Elise (Cowen) a sauté par la fenêtre du salon de ses parents à Washington Heights. Elle venait de sortir de l'hôpital psychiatrique de Hillside; ses parents devaient s'occuper d'elle et envisageaient de l'emmener à Miami. Longtemps, je regarde le mot FEMME. Nous avons donc toutes les deux grandi, nous sommes devenues des femmes.
Elle n'est pas partie avec Keith à Mexico trois ans plus tôt. Allen, de passage à Berkeley au printemps, lui a rendu visite. Elle est rentrée à New York peu après. Allen vivait avec Peter Orlovsky dans un appartement de la 2e Rue Est, de nombreuses pièces minuscules où beaucoup de gens passaient la nuit et où le téléphone sonnait en permanence. Il a réussi à loger Elise dans le même immeuble.
Quand Allen acheva Kaddish, le long poème où il évoquait sa mère Naomi, Elise tapa le manuscrit à la machine. "Tu n'en as donc pas encore fini avec elle ?" demanda-t-elle. Question qu'Allen nota dans son journal.
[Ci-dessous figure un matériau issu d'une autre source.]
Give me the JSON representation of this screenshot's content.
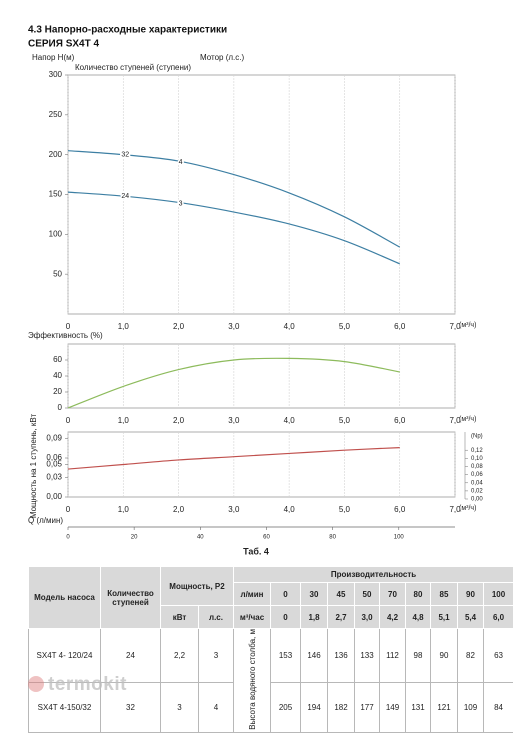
{
  "header": {
    "title": "4.3 Напорно-расходные характеристики",
    "subtitle": "СЕРИЯ SX4T 4"
  },
  "chart_data": [
    {
      "type": "line",
      "ylabel": "Напор H(м)",
      "motor_label": "Мотор (л.с.)",
      "stages_label": "Количество ступеней (ступени)",
      "xunit": "(м³/ч)",
      "x": [
        0,
        1,
        2,
        3,
        4,
        5,
        6
      ],
      "series": [
        {
          "name": "32",
          "motor": "4",
          "color": "#3d7fa3",
          "values": [
            205,
            200,
            192,
            175,
            152,
            122,
            84
          ]
        },
        {
          "name": "24",
          "motor": "3",
          "color": "#3d7fa3",
          "values": [
            153,
            148,
            140,
            128,
            113,
            92,
            63
          ]
        }
      ],
      "xlim": [
        0,
        7
      ],
      "xticks": [
        0,
        {
          "value": 1,
          "label": "1,0"
        },
        {
          "value": 2,
          "label": "2,0"
        },
        {
          "value": 3,
          "label": "3,0"
        },
        {
          "value": 4,
          "label": "4,0"
        },
        {
          "value": 5,
          "label": "5,0"
        },
        {
          "value": 6,
          "label": "6,0"
        },
        {
          "value": 7,
          "label": "7,0"
        }
      ],
      "ylim": [
        0,
        300
      ],
      "yticks": [
        50,
        100,
        150,
        200,
        250,
        300
      ],
      "grid": "x"
    },
    {
      "type": "line",
      "ylabel": "Эффективность (%)",
      "xunit": "(м³/ч)",
      "x": [
        0,
        1,
        2,
        3,
        4,
        5,
        6
      ],
      "series": [
        {
          "color": "#8dbb5c",
          "values": [
            0,
            27,
            48,
            60,
            62,
            58,
            45
          ]
        }
      ],
      "xlim": [
        0,
        7
      ],
      "xticks": [
        0,
        {
          "value": 1,
          "label": "1,0"
        },
        {
          "value": 2,
          "label": "2,0"
        },
        {
          "value": 3,
          "label": "3,0"
        },
        {
          "value": 4,
          "label": "4,0"
        },
        {
          "value": 5,
          "label": "5,0"
        },
        {
          "value": 6,
          "label": "6,0"
        },
        {
          "value": 7,
          "label": "7,0"
        }
      ],
      "ylim": [
        0,
        80
      ],
      "yticks": [
        0,
        20,
        40,
        60
      ],
      "grid": "x"
    },
    {
      "type": "line",
      "ylabel": "Мощность на 1 ступень, кВт",
      "y2label": "(Np)",
      "xunit": "(м³/ч)",
      "x2label": "Q (л/мин)",
      "x": [
        0,
        1,
        2,
        3,
        4,
        5,
        6
      ],
      "series": [
        {
          "color": "#c0504d",
          "values": [
            0.043,
            0.05,
            0.057,
            0.062,
            0.067,
            0.072,
            0.076
          ]
        }
      ],
      "xlim": [
        0,
        7
      ],
      "xticks": [
        0,
        {
          "value": 1,
          "label": "1,0"
        },
        {
          "value": 2,
          "label": "2,0"
        },
        {
          "value": 3,
          "label": "3,0"
        },
        {
          "value": 4,
          "label": "4,0"
        },
        {
          "value": 5,
          "label": "5,0"
        },
        {
          "value": 6,
          "label": "6,0"
        },
        {
          "value": 7,
          "label": "7,0"
        }
      ],
      "ylim": [
        0,
        0.1
      ],
      "yticks": [
        {
          "value": 0,
          "label": "0,00"
        },
        {
          "value": 0.03,
          "label": "0,03"
        },
        {
          "value": 0.05,
          "label": "0,05"
        },
        {
          "value": 0.06,
          "label": "0,06"
        },
        {
          "value": 0.09,
          "label": "0,09"
        }
      ],
      "y2lim": [
        0,
        0.16
      ],
      "y2ticks": [
        {
          "value": 0,
          "label": "0,00"
        },
        {
          "value": 0.02,
          "label": "0,02"
        },
        {
          "value": 0.04,
          "label": "0,04"
        },
        {
          "value": 0.06,
          "label": "0,06"
        },
        {
          "value": 0.08,
          "label": "0,08"
        },
        {
          "value": 0.1,
          "label": "0,10"
        },
        {
          "value": 0.12,
          "label": "0,12"
        }
      ],
      "x2lim": [
        0,
        117
      ],
      "x2ticks": [
        0,
        20,
        40,
        60,
        80,
        100
      ],
      "grid": "x"
    }
  ],
  "table": {
    "caption": "Таб. 4",
    "headers": {
      "model": "Модель насоса",
      "stages": "Количество ступеней",
      "power": "Мощность, Р2",
      "kw": "кВт",
      "hp": "л.с.",
      "capacity": "Производительность",
      "lmin": "л/мин",
      "m3h": "м³/час",
      "head": "Высота водяного столба, м"
    },
    "flow_lmin": [
      "0",
      "30",
      "45",
      "50",
      "70",
      "80",
      "85",
      "90",
      "100"
    ],
    "flow_m3h": [
      "0",
      "1,8",
      "2,7",
      "3,0",
      "4,2",
      "4,8",
      "5,1",
      "5,4",
      "6,0"
    ],
    "rows": [
      {
        "model": "SX4T 4- 120/24",
        "stages": "24",
        "kw": "2,2",
        "hp": "3",
        "heads": [
          "153",
          "146",
          "136",
          "133",
          "112",
          "98",
          "90",
          "82",
          "63"
        ]
      },
      {
        "model": "SX4T 4-150/32",
        "stages": "32",
        "kw": "3",
        "hp": "4",
        "heads": [
          "205",
          "194",
          "182",
          "177",
          "149",
          "131",
          "121",
          "109",
          "84"
        ]
      }
    ]
  },
  "watermark": "termokit"
}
Un autre jour, le 6 décembre 1960, il écrit :
Me réveille à l'instant et plus
belle que poème est Elise debout
à l'aube au milieu de la chambre en
noir planant sous mescaline-
Je commençai à perdre Elise de vue après le départ d'Allen. Elle fut très vite emportée dans une spirale descendante, tourbillonnant dans les sombres remous de l'East Village, expérimentant les drogues qui élargissaient la conscience avant de la faire voler en éclats. Disparaissant du 170 de la 2e Rue Est, elle dériva de chambre meublée en piaule sordide, emportant tous ses biens dans des sacs en plastique.
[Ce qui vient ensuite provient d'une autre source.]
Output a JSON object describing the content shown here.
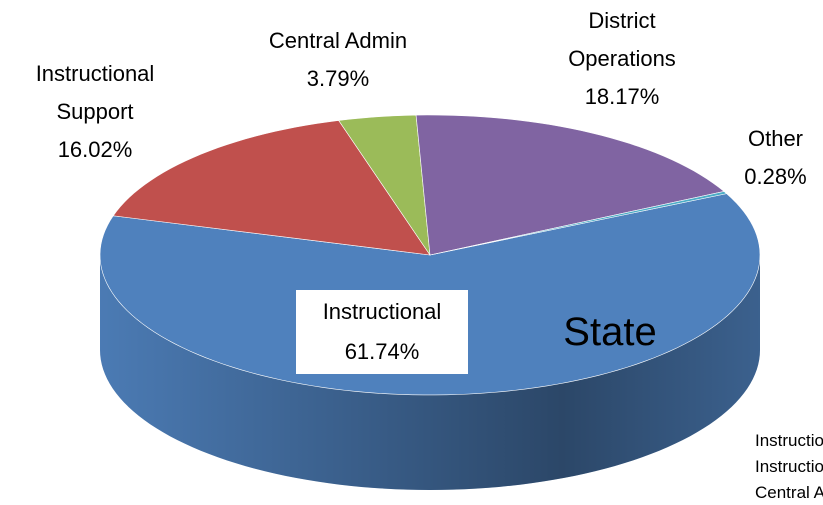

La méthédrine la flétrit. Une nuit, elle frappa à ma porte pour m'emprunter ma machine à écrire... Quelques semaines plus tard, une ambulance vint la chercher dans un immeuble de l'Avenue D pour la transporter à Bellevue.
Là, dans un placard, on retrouva des carnets. Leo Skir alla les récupérer. Ils contenaient les poèmes qu'Elise n'avait jamais montrés à personne.
Seule
En larmes
Je m'éveillai en larmes
Seule
Dans le parc noir d'un lit.
L'un de ces poèmes, peut-être le dernier qu'elle écrivit, contenait le message adressé à moi et aux autres spectateurs distraits qui croyions la connaître.
Pas d'amour
Pas de compassion
Pas d'intelligence
Pas de beauté
Pas d'humilité
Vingt-sept années suffisent.
Mère-trop tard-années de mesquinerie-
Je suis désolée
Papa-Que s'est-il passé?
Allen-Je suis désolée
Peter-Sainte jeunesse rose
Betty-incarnation de la vaillance féminine
Keith-Merci
Joyce-si fille belle
Howard-bonne chance, mon chéri
Leo-Ouvre les fenêtres et shalom
Carol-laisse les choses arriver
Maintenant s'il vous plaît laissez moi sortir-
-S'il vous plaît laissez-moi entrer
Ses poèmes circulèrent pendant quelque temps. Son suicide fit d'Elise une légende éphémère.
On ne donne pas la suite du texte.